Editing Embryo Genes Nears Reality, Reigniting Ethical Debate
Although scientific consensus and laws in 70 countries currently consider editing the human germline—altering embryo DNA to prevent disease transmission across generations—extremely risky, new research suggests that editing human embryo genes with unprecedented precision may soon be possible.
(CNN) -- Pioneering gene-editing therapies are currently used to treat devastating genetic diseases, saving patients' lives and alleviating their suffering. But these patients may pass disease-causing mutations to their children.
Despite scientific consensus and laws in 70 countries deeming human germline editing—altering embryo DNA to prevent disease transmission across generations—extremely risky at present, new research indicates that editing human embryo genes with unprecedented precision could become possible soon.
Scientists emphasize that major obstacles still prevent safely editing viable human embryos.
Amander Clark, professor of molecular, cellular, and developmental biology at the University of California, Los Angeles, and director of the Center for Reproductive Science, Health, and Education, said, 'Using gene editing in human embryos was completely off the table six years ago,' adding that the new research 'reopens the possibility of using this technology for future therapeutic purposes with embryos resulting from in vitro fertilization.'
Human embryo research remains strictly regulated in most countries, often limited to 14 days after embryo formation.
Also, the public's stance on the idea of 'genetically modified babies' remains unclear, amid ethical concerns about the possibility of using this technology to create 'designer babies' whose genes are selected or edited for desired traits.
Developing a tool that once lacked precision
Katarina Harasimov performs base editing at the Niakan lab at the Loke Centre for Trophoblast Research, University of Cambridge.
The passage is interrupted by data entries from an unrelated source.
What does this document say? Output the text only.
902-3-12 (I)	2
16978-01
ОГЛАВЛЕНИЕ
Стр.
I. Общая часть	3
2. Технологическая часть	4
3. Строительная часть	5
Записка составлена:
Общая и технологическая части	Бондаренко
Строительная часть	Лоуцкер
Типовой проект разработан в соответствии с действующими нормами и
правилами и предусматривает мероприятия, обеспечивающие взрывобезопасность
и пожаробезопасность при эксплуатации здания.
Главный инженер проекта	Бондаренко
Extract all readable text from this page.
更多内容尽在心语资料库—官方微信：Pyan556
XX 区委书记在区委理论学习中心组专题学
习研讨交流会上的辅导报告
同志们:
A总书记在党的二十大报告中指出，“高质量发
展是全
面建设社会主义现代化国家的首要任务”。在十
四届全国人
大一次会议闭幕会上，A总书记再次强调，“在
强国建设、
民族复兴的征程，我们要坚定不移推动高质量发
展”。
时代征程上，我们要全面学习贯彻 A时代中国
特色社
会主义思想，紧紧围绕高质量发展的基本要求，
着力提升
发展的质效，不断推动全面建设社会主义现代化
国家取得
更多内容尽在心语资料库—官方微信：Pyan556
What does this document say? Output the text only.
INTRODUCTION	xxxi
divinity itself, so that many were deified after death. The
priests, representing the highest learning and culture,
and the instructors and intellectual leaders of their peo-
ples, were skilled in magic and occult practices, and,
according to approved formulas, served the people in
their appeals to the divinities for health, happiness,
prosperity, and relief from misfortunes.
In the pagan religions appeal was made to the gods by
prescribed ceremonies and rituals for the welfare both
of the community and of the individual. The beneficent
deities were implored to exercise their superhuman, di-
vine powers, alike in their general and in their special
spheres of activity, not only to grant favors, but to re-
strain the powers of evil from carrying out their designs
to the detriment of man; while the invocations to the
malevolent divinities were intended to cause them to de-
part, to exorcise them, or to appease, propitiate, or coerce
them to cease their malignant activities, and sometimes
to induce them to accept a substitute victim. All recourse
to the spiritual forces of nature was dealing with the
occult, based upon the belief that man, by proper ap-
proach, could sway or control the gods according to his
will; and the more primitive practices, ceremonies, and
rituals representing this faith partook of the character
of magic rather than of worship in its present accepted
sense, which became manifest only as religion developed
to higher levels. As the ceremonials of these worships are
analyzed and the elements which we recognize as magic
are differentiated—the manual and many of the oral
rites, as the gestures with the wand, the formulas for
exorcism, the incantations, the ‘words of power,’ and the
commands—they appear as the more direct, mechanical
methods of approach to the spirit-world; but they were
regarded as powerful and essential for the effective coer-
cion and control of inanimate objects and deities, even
Credit: Loke Centre for Trophoblast Research, University of Cambridge
The CRISPR-Cas9 gene-editing technology is used in laboratories worldwide and has revolutionized scientific and medical research, enabling scientists to edit the genes of living organisms. In 2020, two of its developers won the Nobel Prize in Chemistry, and in 2023, the first gene therapies for sickle cell disease were approved.
However, this technique is sometimes considered an imprecise tool, as it can cause unintended changes in DNA when editing human embryos, including the potential loss of an entire chromosome.
Concerns over these effects were among the reasons the scientific community condemned the work of Chinese researcher He Jiankui, who announced in 2018 the birth of twin girls from embryos whose genes he edited using CRISPR-Cas9 to make them more resistant to HIV. He was sentenced to three years in prison in 2019 before being released later.
Editing a single letter of DNA
A newer, more precise form of CRISPR technology, known as 'base editing,' can change one DNA base at a time.
This technology was first used in a clinical trial in 2022 to treat a British teenager with leukemia after other treatment options were exhausted, and later received by eight children and two adults. It was also used last year to treat a child with a severe deficiency of the enzyme CPS1, a rare and serious genetic disease.
In two new studies, scientists used this technique to edit early human embryos donated by people who underwent in vitro fertilization, and found that it reduces the likelihood of unintended chromosomal abnormalities.
Cathy Niakan and her team at the University of Cambridge used this technique to study the NANOG gene, which plays a key role in forming the first cells of the embryo that later develop into the fetus and placenta. The study was published on June 25 in the journal Nature.
Niakan said base editing represents a significant advance over CRISPR-Cas9 because it greatly reduces the risk of unintended chromosomal errors.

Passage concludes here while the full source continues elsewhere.